Updated:   Published

So I am just curious if a PMHNP can ever prescribe any non psych medications in certain situations?

For example, an elderly patient has a ua done to r/o a uti due to a change in mental status. The ua comes back positive.... does the pmhnp go ahead and order an antibiotic? I know of psychiatrists that will.

If a patient is in pain are there any type of pain meds a pmhnp would be OK with ordering? Or medications that will alleviate side effects of a prescribed psychotropic (ie colace for constipation, etc?) Or what about refilling routine meds? (Simvastatin, etc?)

Lastly, are all abnormal labs referred to a pcp?

Sorry, probably dumb questions, but I am just curious.......

Specializes in Psychiatric and emergency nursing.
4 hours ago, TheNietzsche said:

I'm surprised to hear that. Perhaps its regional. Can you refer out to ECT if absolutely necessary or is it really that hard to find? I'm thinking of the very severe cases, e.g., catatonia, what do you do in those instances.

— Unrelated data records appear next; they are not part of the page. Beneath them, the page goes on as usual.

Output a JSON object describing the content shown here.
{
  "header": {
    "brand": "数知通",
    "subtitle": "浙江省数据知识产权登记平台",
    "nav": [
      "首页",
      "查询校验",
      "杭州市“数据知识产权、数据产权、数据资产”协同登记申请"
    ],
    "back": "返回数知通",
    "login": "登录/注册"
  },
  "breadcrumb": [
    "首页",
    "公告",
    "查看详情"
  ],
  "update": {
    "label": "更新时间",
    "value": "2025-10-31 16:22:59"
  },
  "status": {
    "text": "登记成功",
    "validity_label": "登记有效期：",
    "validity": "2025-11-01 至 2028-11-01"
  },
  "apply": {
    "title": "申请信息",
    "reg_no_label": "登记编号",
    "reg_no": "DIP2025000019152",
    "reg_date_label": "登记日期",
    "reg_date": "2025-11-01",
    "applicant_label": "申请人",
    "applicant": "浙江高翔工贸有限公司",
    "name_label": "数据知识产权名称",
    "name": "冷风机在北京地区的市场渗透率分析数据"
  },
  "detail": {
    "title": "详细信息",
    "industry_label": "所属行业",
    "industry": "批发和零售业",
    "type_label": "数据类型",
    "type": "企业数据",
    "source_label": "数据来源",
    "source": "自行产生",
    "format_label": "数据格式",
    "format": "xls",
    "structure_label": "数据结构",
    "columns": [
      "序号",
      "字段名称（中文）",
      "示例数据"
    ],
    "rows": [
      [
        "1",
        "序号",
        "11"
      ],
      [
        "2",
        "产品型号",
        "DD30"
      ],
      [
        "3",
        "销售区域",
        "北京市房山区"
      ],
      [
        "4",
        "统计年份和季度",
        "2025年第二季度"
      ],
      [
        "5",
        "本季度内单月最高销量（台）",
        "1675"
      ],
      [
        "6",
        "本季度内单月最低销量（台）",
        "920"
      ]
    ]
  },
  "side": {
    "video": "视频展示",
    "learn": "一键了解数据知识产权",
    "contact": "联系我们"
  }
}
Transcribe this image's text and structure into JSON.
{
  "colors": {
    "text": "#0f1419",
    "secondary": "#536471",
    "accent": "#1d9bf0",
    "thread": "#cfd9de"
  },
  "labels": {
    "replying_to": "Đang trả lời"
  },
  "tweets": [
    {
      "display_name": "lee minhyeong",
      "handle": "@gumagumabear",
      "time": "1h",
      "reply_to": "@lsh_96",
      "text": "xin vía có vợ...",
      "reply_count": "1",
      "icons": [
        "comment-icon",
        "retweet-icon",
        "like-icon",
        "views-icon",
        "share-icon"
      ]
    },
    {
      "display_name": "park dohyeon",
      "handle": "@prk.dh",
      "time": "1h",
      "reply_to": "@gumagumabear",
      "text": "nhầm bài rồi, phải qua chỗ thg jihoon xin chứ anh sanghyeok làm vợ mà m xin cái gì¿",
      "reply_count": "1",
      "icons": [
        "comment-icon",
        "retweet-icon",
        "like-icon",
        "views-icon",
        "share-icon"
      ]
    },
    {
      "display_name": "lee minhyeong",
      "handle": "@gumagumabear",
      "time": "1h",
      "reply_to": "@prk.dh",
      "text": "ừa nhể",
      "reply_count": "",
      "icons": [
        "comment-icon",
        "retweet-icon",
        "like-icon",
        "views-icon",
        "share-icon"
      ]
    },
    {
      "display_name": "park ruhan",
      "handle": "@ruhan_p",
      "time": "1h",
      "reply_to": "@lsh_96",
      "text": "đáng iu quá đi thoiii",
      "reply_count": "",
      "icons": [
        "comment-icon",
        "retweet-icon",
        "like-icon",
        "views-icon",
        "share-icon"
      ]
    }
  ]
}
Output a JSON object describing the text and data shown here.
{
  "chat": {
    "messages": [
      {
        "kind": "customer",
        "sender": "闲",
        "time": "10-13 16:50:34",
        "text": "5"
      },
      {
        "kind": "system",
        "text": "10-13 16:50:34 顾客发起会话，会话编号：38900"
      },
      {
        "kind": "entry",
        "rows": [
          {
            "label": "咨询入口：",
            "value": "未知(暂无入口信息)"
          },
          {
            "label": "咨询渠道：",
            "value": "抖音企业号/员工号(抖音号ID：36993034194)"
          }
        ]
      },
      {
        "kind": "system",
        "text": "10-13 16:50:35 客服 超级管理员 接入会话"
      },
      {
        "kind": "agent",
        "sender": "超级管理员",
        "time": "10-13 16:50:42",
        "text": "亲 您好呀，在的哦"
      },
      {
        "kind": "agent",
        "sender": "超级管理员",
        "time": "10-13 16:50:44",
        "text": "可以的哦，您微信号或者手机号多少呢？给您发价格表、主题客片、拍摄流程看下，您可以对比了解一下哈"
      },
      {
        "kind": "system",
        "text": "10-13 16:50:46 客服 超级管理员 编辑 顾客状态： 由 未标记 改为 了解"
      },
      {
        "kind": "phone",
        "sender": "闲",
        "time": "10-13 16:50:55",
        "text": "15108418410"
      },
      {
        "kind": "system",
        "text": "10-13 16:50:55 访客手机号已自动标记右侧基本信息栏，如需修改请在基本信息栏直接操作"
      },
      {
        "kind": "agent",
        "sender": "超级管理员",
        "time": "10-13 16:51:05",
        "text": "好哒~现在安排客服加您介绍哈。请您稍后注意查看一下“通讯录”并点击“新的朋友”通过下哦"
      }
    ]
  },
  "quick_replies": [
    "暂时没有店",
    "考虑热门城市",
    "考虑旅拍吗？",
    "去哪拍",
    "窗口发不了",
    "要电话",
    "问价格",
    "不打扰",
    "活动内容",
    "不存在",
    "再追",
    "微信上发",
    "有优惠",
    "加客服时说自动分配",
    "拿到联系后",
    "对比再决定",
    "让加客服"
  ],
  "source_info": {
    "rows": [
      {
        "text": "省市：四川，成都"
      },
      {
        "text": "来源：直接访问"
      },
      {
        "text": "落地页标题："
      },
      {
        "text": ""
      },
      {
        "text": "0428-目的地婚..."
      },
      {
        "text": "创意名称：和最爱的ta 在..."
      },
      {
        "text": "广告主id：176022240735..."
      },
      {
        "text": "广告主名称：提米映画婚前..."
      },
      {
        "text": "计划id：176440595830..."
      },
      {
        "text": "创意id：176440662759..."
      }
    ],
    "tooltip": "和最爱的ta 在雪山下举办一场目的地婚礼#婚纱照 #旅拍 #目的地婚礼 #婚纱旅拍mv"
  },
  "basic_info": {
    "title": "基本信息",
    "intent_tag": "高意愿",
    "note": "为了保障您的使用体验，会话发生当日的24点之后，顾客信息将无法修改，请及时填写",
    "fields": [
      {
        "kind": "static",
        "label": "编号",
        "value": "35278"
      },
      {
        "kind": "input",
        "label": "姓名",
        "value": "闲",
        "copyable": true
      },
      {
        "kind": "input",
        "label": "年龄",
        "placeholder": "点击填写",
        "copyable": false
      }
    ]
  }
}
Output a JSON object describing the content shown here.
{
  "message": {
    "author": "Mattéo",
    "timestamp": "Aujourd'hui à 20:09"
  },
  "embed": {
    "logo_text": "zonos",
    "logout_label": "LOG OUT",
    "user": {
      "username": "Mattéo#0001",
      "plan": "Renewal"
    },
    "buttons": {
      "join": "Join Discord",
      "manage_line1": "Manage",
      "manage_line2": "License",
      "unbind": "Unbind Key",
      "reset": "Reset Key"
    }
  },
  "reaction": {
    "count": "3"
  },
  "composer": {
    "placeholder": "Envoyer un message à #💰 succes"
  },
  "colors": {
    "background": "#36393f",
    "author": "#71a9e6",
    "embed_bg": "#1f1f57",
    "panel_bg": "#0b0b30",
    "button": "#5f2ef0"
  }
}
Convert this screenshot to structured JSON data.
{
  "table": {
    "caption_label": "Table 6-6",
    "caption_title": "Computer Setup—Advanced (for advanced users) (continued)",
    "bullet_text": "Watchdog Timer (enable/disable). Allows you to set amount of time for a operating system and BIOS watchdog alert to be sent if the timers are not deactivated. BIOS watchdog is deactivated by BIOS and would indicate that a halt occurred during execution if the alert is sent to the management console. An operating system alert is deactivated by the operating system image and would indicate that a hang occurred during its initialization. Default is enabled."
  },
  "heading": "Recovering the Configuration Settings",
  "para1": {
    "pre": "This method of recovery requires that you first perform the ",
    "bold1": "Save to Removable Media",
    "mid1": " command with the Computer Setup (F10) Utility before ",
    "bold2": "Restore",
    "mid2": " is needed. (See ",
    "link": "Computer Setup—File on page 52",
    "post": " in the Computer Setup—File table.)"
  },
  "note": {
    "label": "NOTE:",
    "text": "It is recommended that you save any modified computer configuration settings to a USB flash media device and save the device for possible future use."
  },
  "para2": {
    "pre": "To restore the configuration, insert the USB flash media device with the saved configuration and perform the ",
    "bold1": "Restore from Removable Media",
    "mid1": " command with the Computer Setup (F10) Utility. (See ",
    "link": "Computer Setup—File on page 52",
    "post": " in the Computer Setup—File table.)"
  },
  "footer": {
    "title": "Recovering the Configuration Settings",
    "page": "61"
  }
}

In cases of catatonia, I'm limited to hitting it hard and fast with antipsychotics/benzodiazepines if I'm having to provide care solely at my facility. We can refer out, but to my knowledge, we have one local OP provider of ECT, and Vanderbilt is the nearest IP facility to me, and I'm in Knoxville, TN. It may be there are others out there, and they're just not on my radar. In fact if that's the case, someone please correct me.

Specializes in Mental Health Nursing.

I work in a psych clinic. I do prescribe docusate, glycopyrrolate, etc, especially for clozapine related side effects. I will also prescribe meds like propranolol if needed. I will NOT prescribe antibiotics or treat anything not psych related or psych side effect related. At my clinic, the psych director challenges all prescribing clinicians to think outside the box. For instance, studies have shown that low vit D is linked to worsening cognition in clients with psychosis. So, I will check vit D levels in respective clients (mostly AA) and prescribe accordingly.

Specializes in ICU, trauma, neuro.

I would also add that I read (just yesterday in reviewing Stahl/ and clozapine) that he advises that clinicians consider prophylactic metoprolol for patients on clozapine. Also, I was just listening to a podcast, psychotherapy and psychopharmacology with Dr. Puder and Dr. Cummings https://psychiatrypodcast.com/psychiatry-psychotherapy-podcast/2019/6/19/clozapine-and-schizophrenia-with-dr-cummings (free on Itunes) that their clozapine patients often need to be on two or three anti constipation medications. Thus, I would argue that not to at least consider these medications (in the setting of certain medications like clozapine) borders on malpractice.